The trend spotters have all reported in and it’s safe to say the cupcake fad is dead. In its stead, I bring you (drum roll) the donut fad! (Or the doughnut fad, depending on your spell checker)
“Yeah, so?” you ask, “what’s that have to do with a wine blog?!”
Glad you asked. Everyone knows donuts don’t pair with wine. Many have tried, few have lived to tell the tale. And, given my oft-repeated advice that a wine needs to be slightly sweeter than the dessert it’s paired with, few wines would stand up to the test.

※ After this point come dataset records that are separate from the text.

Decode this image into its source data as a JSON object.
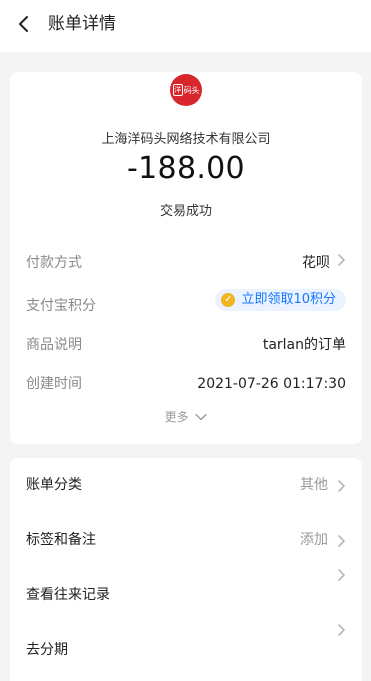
{
  "nav": {
    "title": "账单详情"
  },
  "merchant": {
    "logo_text": "码头",
    "logo_mark": "洋",
    "name": "上海洋码头网络技术有限公司",
    "amount": "-188.00",
    "status": "交易成功"
  },
  "details": {
    "rows": [
      {
        "label": "付款方式",
        "value": "花呗"
      },
      {
        "label": "支付宝积分",
        "value": "立即领取10积分"
      },
      {
        "label": "商品说明",
        "value": "tarlan的订单"
      },
      {
        "label": "创建时间",
        "value": "2021-07-26 01:17:30"
      }
    ],
    "more": "更多"
  },
  "actions": [
    {
      "label": "账单分类",
      "value": "其他"
    },
    {
      "label": "标签和备注",
      "value": "添加"
    },
    {
      "label": "查看往来记录",
      "value": ""
    },
    {
      "label": "去分期",
      "value": ""
    }
  ],
  "icons": {
    "back": "back-chevron-icon",
    "chevron": "chevron-right-icon",
    "points": "points-coin-icon",
    "more": "chevron-down-icon"
  },
  "colors": {
    "accent_blue": "#1677ff",
    "brand_red": "#d8262c",
    "points_bg": "#eaf3ff",
    "coin": "#f2b51f"
  }
}
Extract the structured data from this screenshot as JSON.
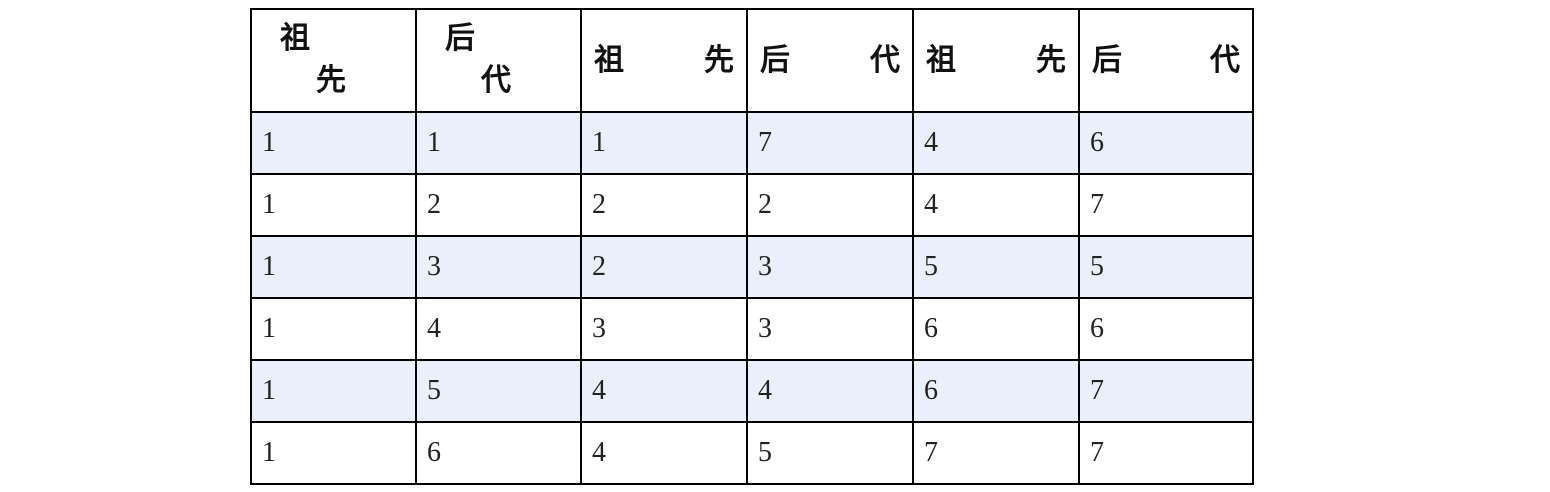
{
  "table": {
    "headers": [
      {
        "type": "stacked",
        "top": "祖",
        "bottom": "先"
      },
      {
        "type": "stacked",
        "top": "后",
        "bottom": "代"
      },
      {
        "type": "spread",
        "left": "祖",
        "right": "先"
      },
      {
        "type": "spread",
        "left": "后",
        "right": "代"
      },
      {
        "type": "spread",
        "left": "祖",
        "right": "先"
      },
      {
        "type": "spread",
        "left": "后",
        "right": "代"
      }
    ],
    "rows": [
      [
        "1",
        "1",
        "1",
        "7",
        "4",
        "6"
      ],
      [
        "1",
        "2",
        "2",
        "2",
        "4",
        "7"
      ],
      [
        "1",
        "3",
        "2",
        "3",
        "5",
        "5"
      ],
      [
        "1",
        "4",
        "3",
        "3",
        "6",
        "6"
      ],
      [
        "1",
        "5",
        "4",
        "4",
        "6",
        "7"
      ],
      [
        "1",
        "6",
        "4",
        "5",
        "7",
        "7"
      ]
    ],
    "shaded_row_color": "#eaf0fb"
  }
}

Pairing donuts with a dry wine would be about the most unpleasant culinary experience I can imagine, though it seems a just sentence for those nutters who claim “I drink Cabernet with everything“. For the rest of us, we’d be nuts to pair donuts with dry wine.
Um, until now.
Today, Urban Daddy reported a new company called ‘Bespoke Doughnuts’ has introduced savory doughnuts to San Francisco’s adventurous eaters.

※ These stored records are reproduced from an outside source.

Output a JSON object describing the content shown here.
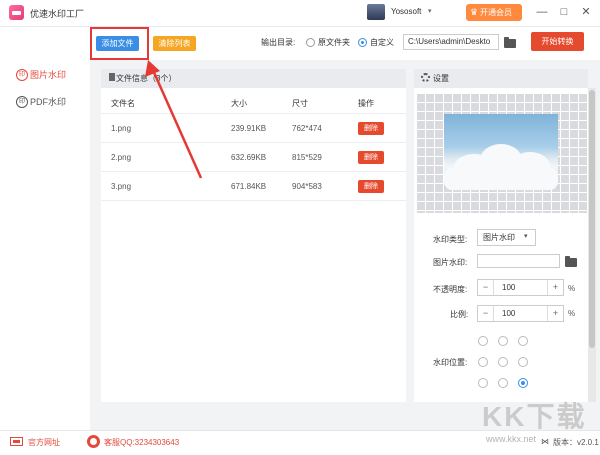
{
  "window": {
    "title": "优速水印工厂",
    "username": "Yososoft",
    "vip_label": "开通会员",
    "min_glyph": "—",
    "max_glyph": "□",
    "close_glyph": "✕",
    "caret_glyph": "▾"
  },
  "sidebar": {
    "items": [
      {
        "label": "图片水印",
        "icon": "image-watermark-icon",
        "active": true,
        "icon_glyph": "印"
      },
      {
        "label": "PDF水印",
        "icon": "pdf-watermark-icon",
        "active": false,
        "icon_glyph": "印"
      }
    ]
  },
  "toolbar": {
    "add_label": "添加文件",
    "clear_label": "清除列表",
    "output_label": "输出目录:",
    "option_original": "原文件夹",
    "option_custom": "自定义",
    "selected_option": "自定义",
    "path_value": "C:\\Users\\admin\\Deskto",
    "start_label": "开始转换"
  },
  "file_list": {
    "header_label": "文件信息（3个）",
    "columns": [
      "文件名",
      "大小",
      "尺寸",
      "操作"
    ],
    "rows": [
      {
        "name": "1.png",
        "size": "239.91KB",
        "dims": "762*474",
        "action": "删除"
      },
      {
        "name": "2.png",
        "size": "632.69KB",
        "dims": "815*529",
        "action": "删除"
      },
      {
        "name": "3.png",
        "size": "671.84KB",
        "dims": "904*583",
        "action": "删除"
      }
    ]
  },
  "settings": {
    "title": "设置",
    "watermark_type_label": "水印类型:",
    "watermark_type_value": "图片水印",
    "image_watermark_label": "图片水印:",
    "image_watermark_value": "",
    "opacity_label": "不透明度:",
    "opacity_value": "100",
    "scale_label": "比例:",
    "scale_value": "100",
    "percent": "%",
    "minus": "−",
    "plus": "+",
    "position_label": "水印位置:",
    "position_selected": "bottom-right"
  },
  "footer": {
    "website_label": "官方网址",
    "support_label": "客服QQ:3234303643",
    "version_label": "版本：v2.0.1"
  },
  "watermark_overlay": {
    "text": "KK下载",
    "url": "www.kkx.net"
  },
  "colors": {
    "accent_blue": "#3a8ee6",
    "accent_orange": "#f5a623",
    "danger_red": "#e64a2e",
    "vip_orange": "#ff8a3d",
    "annotation_red": "#e53935"
  }
}
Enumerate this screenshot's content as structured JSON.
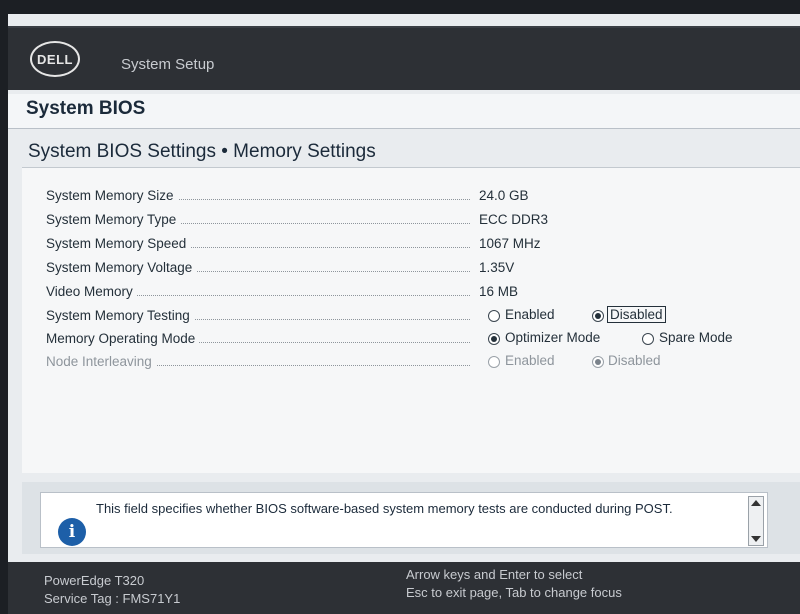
{
  "header": {
    "brand": "DELL",
    "title": "System Setup"
  },
  "page": {
    "title": "System BIOS",
    "section": "System BIOS Settings • Memory Settings"
  },
  "settings": [
    {
      "label": "System Memory Size",
      "value": "24.0 GB"
    },
    {
      "label": "System Memory Type",
      "value": "ECC DDR3"
    },
    {
      "label": "System Memory Speed",
      "value": "1067 MHz"
    },
    {
      "label": "System Memory Voltage",
      "value": "1.35V"
    },
    {
      "label": "Video Memory",
      "value": "16 MB"
    },
    {
      "label": "System Memory Testing",
      "options": [
        "Enabled",
        "Disabled"
      ],
      "selected": "Disabled"
    },
    {
      "label": "Memory Operating Mode",
      "options": [
        "Optimizer Mode",
        "Spare Mode"
      ],
      "selected": "Optimizer Mode"
    },
    {
      "label": "Node Interleaving",
      "options": [
        "Enabled",
        "Disabled"
      ],
      "selected": "Disabled",
      "disabled": true
    }
  ],
  "help": {
    "text": "This field specifies whether BIOS software-based system memory tests are conducted during POST.",
    "icon": "info-icon"
  },
  "footer": {
    "model": "PowerEdge T320",
    "service_tag": "Service Tag : FMS71Y1",
    "hint1": "Arrow keys and Enter to select",
    "hint2": "Esc to exit page, Tab to change focus"
  },
  "colors": {
    "header_bg": "#2d3035",
    "accent": "#1d5fa8"
  }
}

For example, here is Bespoke Doughnuts lineup for this week.
Appetizer: A carrot-ginger doughnut.
Main course: A Hawaiian-barbecue doughnut with a grilled-pineapple filling, sweet teriyaki glaze, and taro or lotus root chips and kalua pig on top.
Dessert: A Snickers-inspired doughnut.
Guess I’d better get over there and start researching some new wine pairings. You know, just in case this fad catches fire. Meanwhile, Urban Daddy reports Bespoke Doughnuts can be found in two locations in San Francisco – Saturdays, 9am until sold out, at Mélange Market, 3153 17th St, and Sundays, 1 to 6pm, at Beaux, 2344 Market Street.